Yes, so the same data is saved in structs
and in arrays
, former is a real struct, latter is just a simple array. We can continue in https://github.com/scikit-hep/uproot4/issues/74
I am not at a PC currently but I guess this is fixed too by #22. So if someone has time to check this could be closed too.
PS: @Moelf thanks a lot for the effort in the recent days/weeks. I can finally switch back to UnROOT now and will let you know if I run into new issues.

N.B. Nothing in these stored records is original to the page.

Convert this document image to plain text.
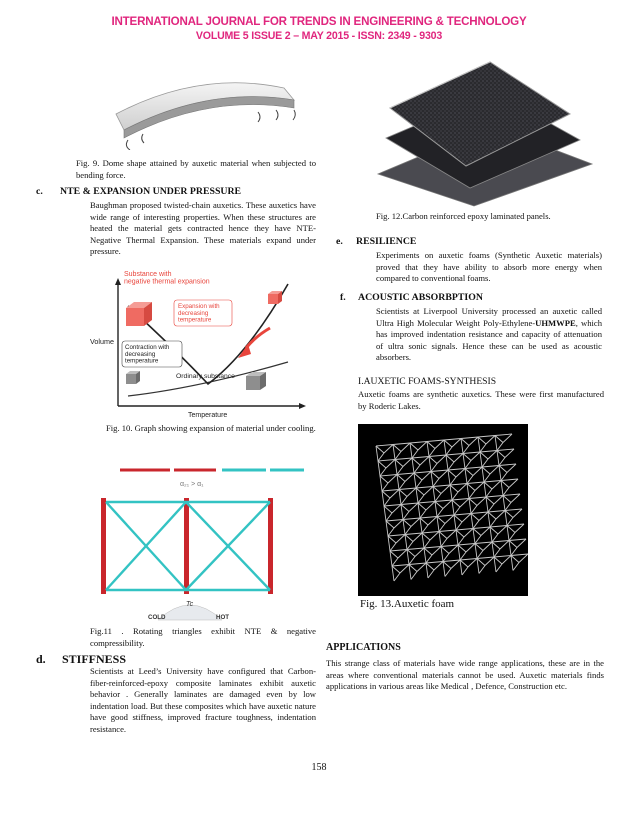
INTERNATIONAL JOURNAL FOR TRENDS IN ENGINEERING & TECHNOLOGY
VOLUME 5 ISSUE 2 – MAY 2015 - ISSN: 2349 - 9303
Fig. 9. Dome shape attained by auxetic material when subjected to bending force.
c. NTE & EXPANSION UNDER PRESSURE
Baughman proposed twisted-chain auxetics. These auxetics have wide range of interesting properties. When these structures are heated the material gets contracted hence they have NTE-Negative Thermal Expansion. These materials expand under pressure.
Substance with negative thermal expansion
Volume
Temperature
Ordinary substance
Expansion with decreasing temperature
Contraction with decreasing temperature
Fig. 10. Graph showing expansion of material under cooling.
α₂₁ > α₁
COLD	HOT
Tc
Fig.11 . Rotating triangles exhibit NTE & negative compressibility.
d. STIFFNESS
Scientists at Leed’s University have configured that Carbon-fiber-reinforced-epoxy composite laminates exhibit auxetic behavior . Generally laminates are damaged even by low indentation load. But these composites which have auxetic nature have good stiffness, improved fracture toughness, indentation resistance.
Fig. 12.Carbon reinforced epoxy laminated panels.
e. RESILIENCE
Experiments on auxetic foams (Synthetic Auxetic materials) proved that they have ability to absorb more energy when compared to conventional foams.
f. ACOUSTIC ABSORBPTION
Scientists at Liverpool University processed an auxetic called Ultra High Molecular Weight Poly-Ethylene-UHMWPE, which has improved indentation resistance and capacity of attenuation of ultra sonic signals. Hence these can be used as acoustic absorbers.
I.AUXETIC FOAMS-SYNTHESIS
Auxetic foams are synthetic auxetics. These were first manufactured by Roderic Lakes.
Fig. 13.Auxetic foam
APPLICATIONS
This strange class of materials have wide range applications, these are in the areas where conventional materials cannot be used. Auxetic materials finds applications in various areas like Medical , Defence, Construction etc.
158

I just looked at a bit, sadly no. Your branch is extra jagged by the fact that each element is higher-dimensional and they are certainly some kind of nested vector in C++? I've never seen matrix branch in my (LHC experiment) life sorry, but I will be happy to learn from Jim later on!
Okay, seems reasonable for the arrays
tree, since this really contains a basic two-dimensional C-Array. This probably complicates things a bit.
However the struct
array is basically a wrapped one-dimensional C-array and this should not be different than what was used in #22. So this is interesting, that it still not works. I try to have a look at that tomorrow.
PS: In experiment there is probably no reason to use higher-dimensional arrays. But for me as a theoretician I am storing a lot of matrix-valued observables from Lattice-simulations and reading these results back into Julia would be really nice 😊
My current workaround uses the Julia read
- and pipeline
-functions to get the values from the ROOT-CLI, which is of course pretty slow and messy.